Friday 16 October 2015

The ever active unconscious

The title says it all. The mindbrain is like the heart. They are both evolutionary products that serve as organs with particular, non stop functions. The heart beats and keeps the blood circulating. The mindbrain thinks, feels and has moods, and causes reactions to the external and internal stimuli that activate the sensory organs (eyes, ears etc).

Why bother? A simple question. But, in trying to answer, the story line gets complicated because we use language to ask and answer the question.
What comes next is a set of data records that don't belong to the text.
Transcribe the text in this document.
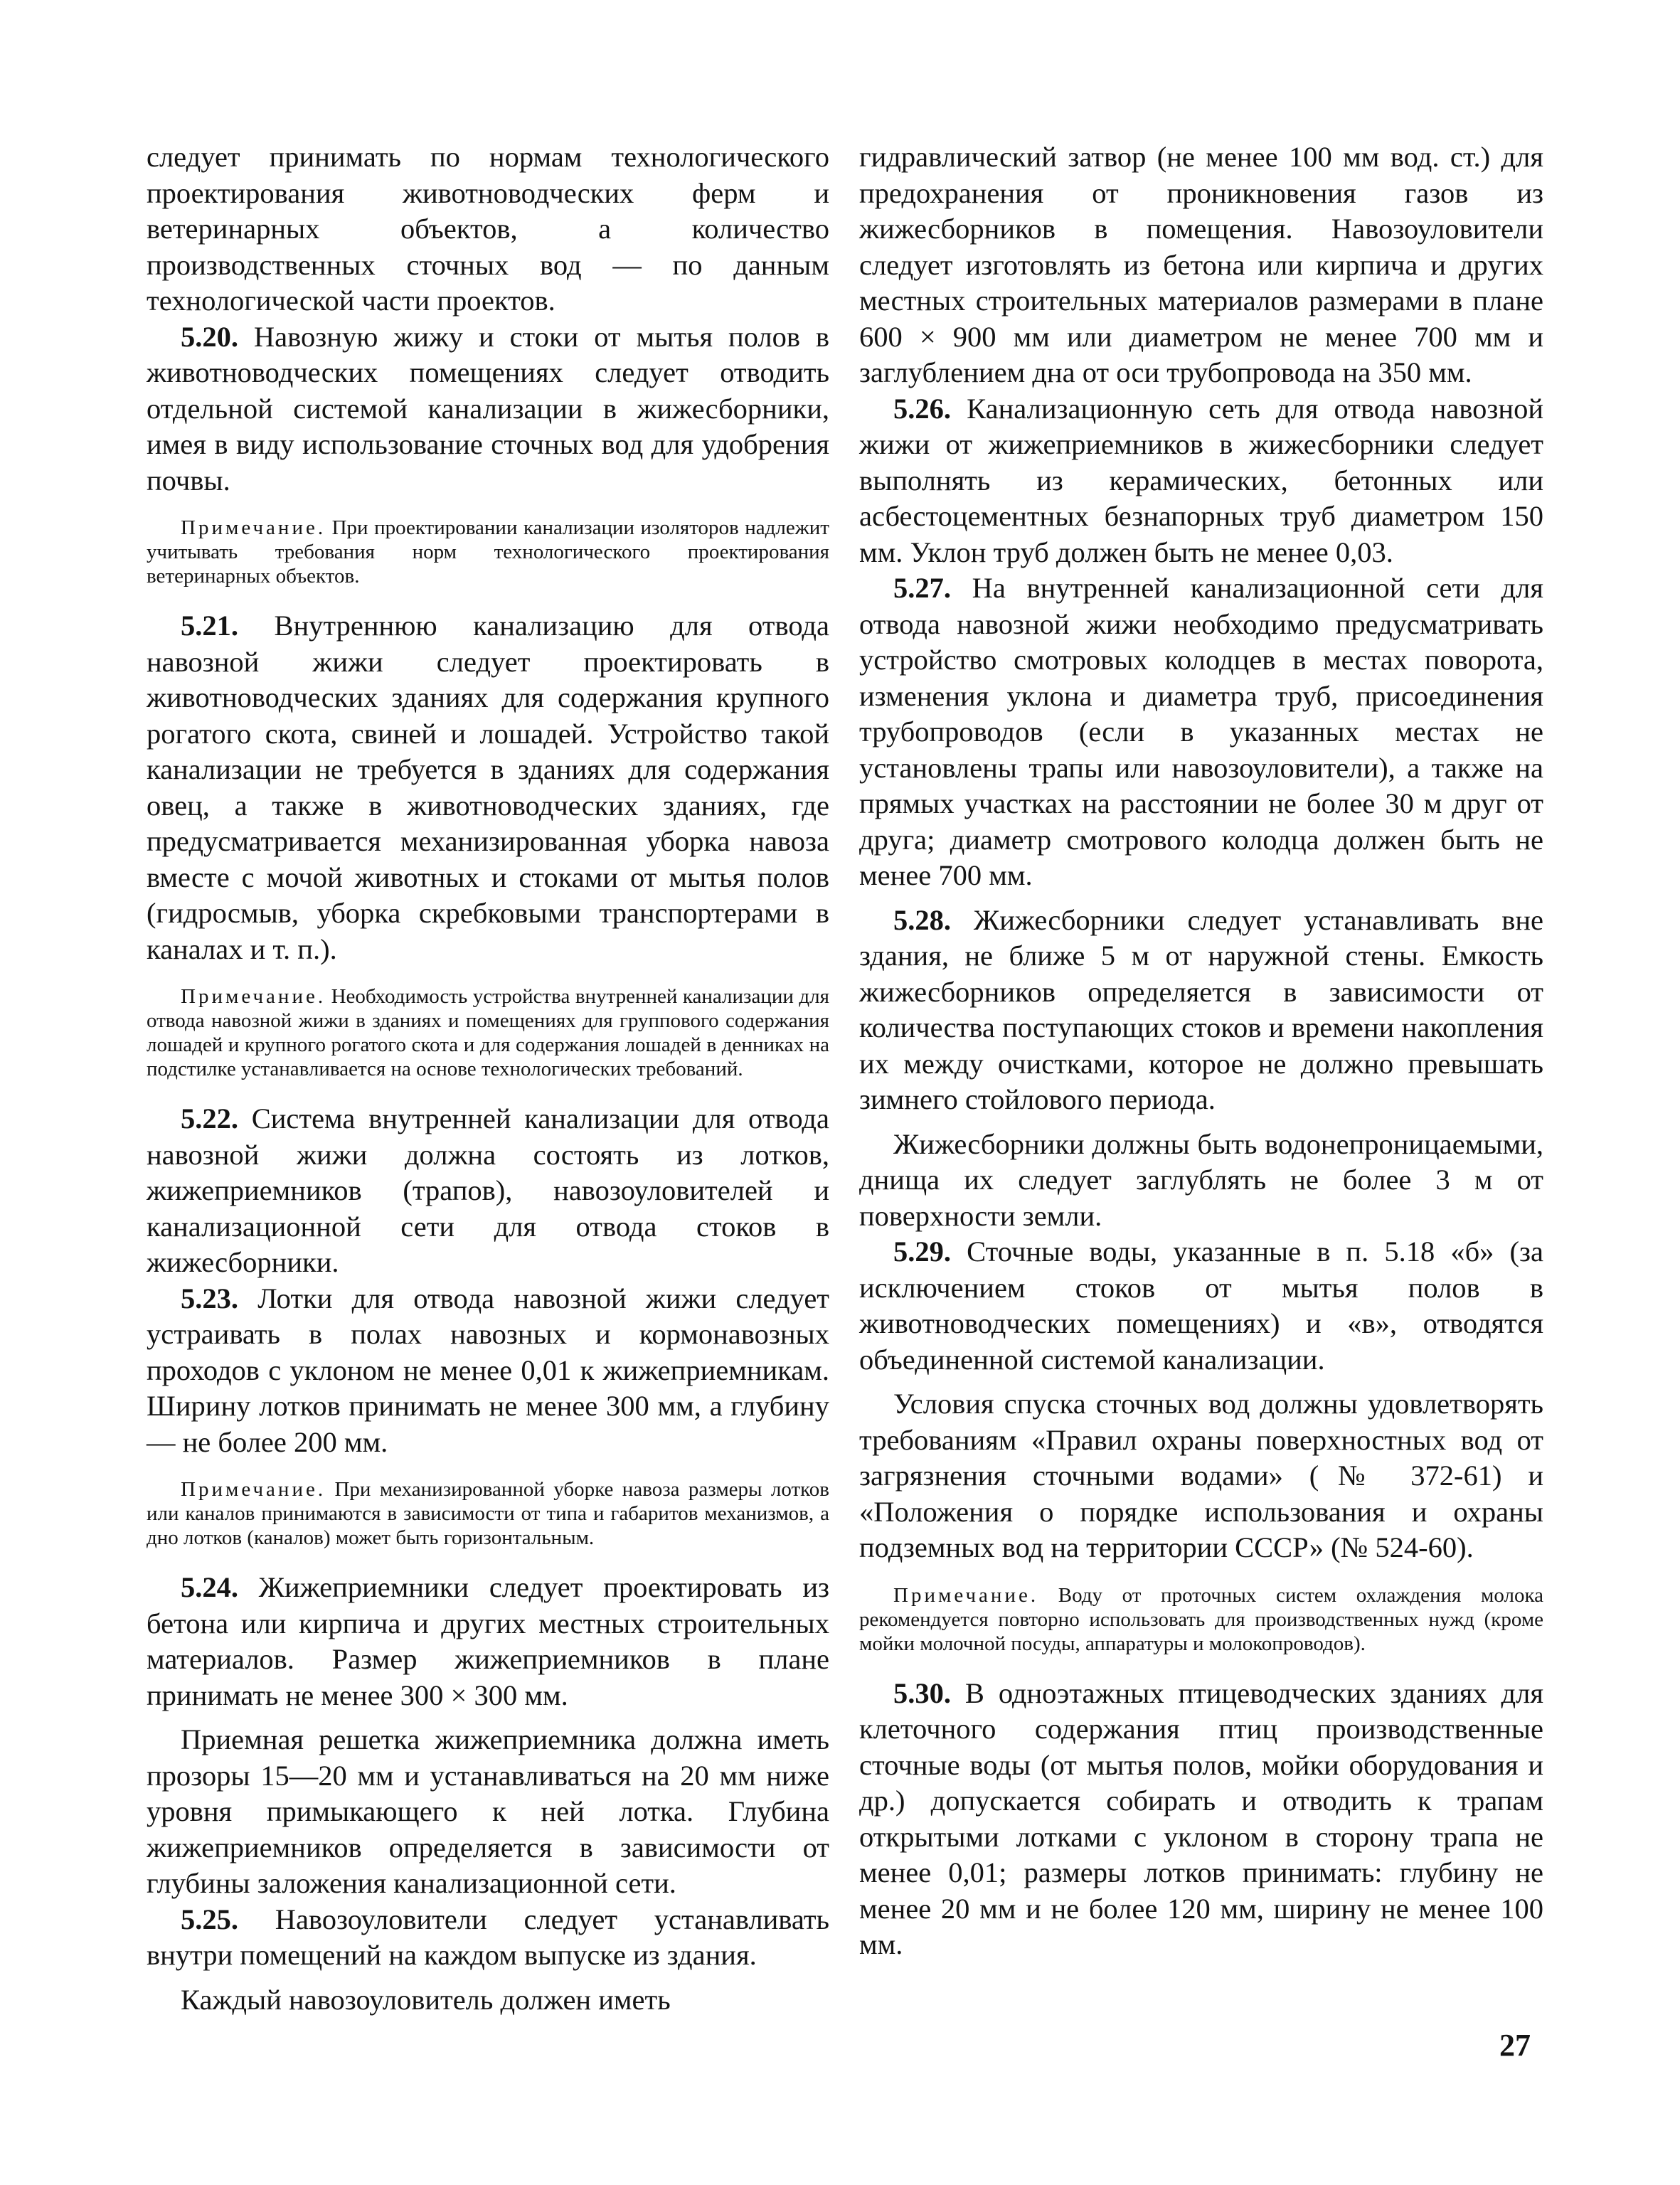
следует принимать по нормам технологического проектирования животноводческих ферм и ветеринарных объектов, а количество производственных сточных вод — по данным технологической части проектов.

5.20. Навозную жижу и стоки от мытья полов в животноводческих помещениях следует отводить отдельной системой канализации в жижесборники, имея в виду использование сточных вод для удобрения почвы.

Примечание. При проектировании канализации изоляторов надлежит учитывать требования норм технологического проектирования ветеринарных объектов.

5.21. Внутреннюю канализацию для отвода навозной жижи следует проектировать в животноводческих зданиях для содержания крупного рогатого скота, свиней и лошадей. Устройство такой канализации не требуется в зданиях для содержания овец, а также в животноводческих зданиях, где предусматривается механизированная уборка навоза вместе с мочой животных и стоками от мытья полов (гидросмыв, уборка скребковыми транспортерами в каналах и т. п.).

Примечание. Необходимость устройства внутренней канализации для отвода навозной жижи в зданиях и помещениях для группового содержания лошадей и крупного рогатого скота и для содержания лошадей в денниках на подстилке устанавливается на основе технологических требований.

5.22. Система внутренней канализации для отвода навозной жижи должна состоять из лотков, жижеприемников (трапов), навозоуловителей и канализационной сети для отвода стоков в жижесборники.

5.23. Лотки для отвода навозной жижи следует устраивать в полах навозных и кормонавозных проходов с уклоном не менее 0,01 к жижеприемникам. Ширину лотков принимать не менее 300 мм, а глубину — не более 200 мм.

Примечание. При механизированной уборке навоза размеры лотков или каналов принимаются в зависимости от типа и габаритов механизмов, а дно лотков (каналов) может быть горизонтальным.

5.24. Жижеприемники следует проектировать из бетона или кирпича и других местных строительных материалов. Размер жижеприемников в плане принимать не менее 300 × 300 мм.

Приемная решетка жижеприемника должна иметь прозоры 15—20 мм и устанавливаться на 20 мм ниже уровня примыкающего к ней лотка. Глубина жижеприемников определяется в зависимости от глубины заложения канализационной сети.

5.25. Навозоуловители следует устанавливать внутри помещений на каждом выпуске из здания.

Каждый навозоуловитель должен иметь

гидравлический затвор (не менее 100 мм вод. ст.) для предохранения от проникновения газов из жижесборников в помещения. Навозоуловители следует изготовлять из бетона или кирпича и других местных строительных материалов размерами в плане 600 × 900 мм или диаметром не менее 700 мм и заглублением дна от оси трубопровода на 350 мм.

5.26. Канализационную сеть для отвода навозной жижи от жижеприемников в жижесборники следует выполнять из керамических, бетонных или асбестоцементных безнапорных труб диаметром 150 мм. Уклон труб должен быть не менее 0,03.

5.27. На внутренней канализационной сети для отвода навозной жижи необходимо предусматривать устройство смотровых колодцев в местах поворота, изменения уклона и диаметра труб, присоединения трубопроводов (если в указанных местах не установлены трапы или навозоуловители), а также на прямых участках на расстоянии не более 30 м друг от друга; диаметр смотрового колодца должен быть не менее 700 мм.

5.28. Жижесборники следует устанавливать вне здания, не ближе 5 м от наружной стены. Емкость жижесборников определяется в зависимости от количества поступающих стоков и времени накопления их между очистками, которое не должно превышать зимнего стойлового периода.

Жижесборники должны быть водонепроницаемыми, днища их следует заглублять не более 3 м от поверхности земли.

5.29. Сточные воды, указанные в п. 5.18 «б» (за исключением стоков от мытья полов в животноводческих помещениях) и «в», отводятся объединенной системой канализации.

Условия спуска сточных вод должны удовлетворять требованиям «Правил охраны поверхностных вод от загрязнения сточными водами» (№ 372-61) и «Положения о порядке использования и охраны подземных вод на территории СССР» (№ 524-60).

Примечание. Воду от проточных систем охлаждения молока рекомендуется повторно использовать для производственных нужд (кроме мойки молочной посуды, аппаратуры и молокопроводов).

5.30. В одноэтажных птицеводческих зданиях для клеточного содержания птиц производственные сточные воды (от мытья полов, мойки оборудования и др.) допускается собирать и отводить к трапам открытыми лотками с уклоном в сторону трапа не менее 0,01; размеры лотков принимать: глубину не менее 20 мм и не более 120 мм, ширину не менее 100 мм.

27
Language began to evolve about 100,000 years ago. It made sophisticated thinking possible and it passed through the generations. Man became the toolmaker and cultural evolution quickly moved people from foraging to settled agriculture; from the stone age through the bronze and iron ages; and from villages to cities and to the creation of empires with elaborate divisions of labour.

Language evolved. It's underlying structure involved sentences with subject, verb and object. And there was a tendency to see patterns and agents (ref Shermer) that gave rise to an abundance of myths and magic.

Truth is culturally relative. Different cultures have different truths which people die defending. But absolute 'truth' is not the issue. From the evolutionary point of view what matters is that the pattern of thinking in group A is implanted in more minds in the next generations than the patterns of group B. Natural selection with survival of the fittest.

Scientific thinking at its best does not deal with truth but rather with best working hypotheses. These are evidence based and groups of them hang together as a world view or paradigm. Once enough countervailing evidence accumulates the paradigm shifts.

The recent accumulating evidence in the fields of neurology, evolutionary psychology, behavioural economics and mindfulness meditation suggest that a paradigm shift is happening in our understanding of the structure and functions of the human mindbrain.

Carl Sagan noted that we are animated and dynamic stardust. That which was once inanimate and unconscious evolved as living and conscious beings.

Some of these beings developed the illusion of themselves as self conscious and invented cultural forms that reinforced the illusion and justified dying for the cause (aka resources).

A marginal few sat in mindfulness and overcame the limitations of language. They thus became awake to and aware of the illusory nature of views generally and of an abiding self. Lao Tzu spoke for the mystical community when he noted that “the reality that can be described is not the real reality”. There is an ineffable Oneness in the unconscious which predates language.

In retirement 'I' practice stillness and mindfulness so that a blissful, non-egoic state of flow captures attention. In the flow state the not-I lets the unconscious produce doodles and stories. 'It' is ever active and very rarely fails to deliver 'stuff'.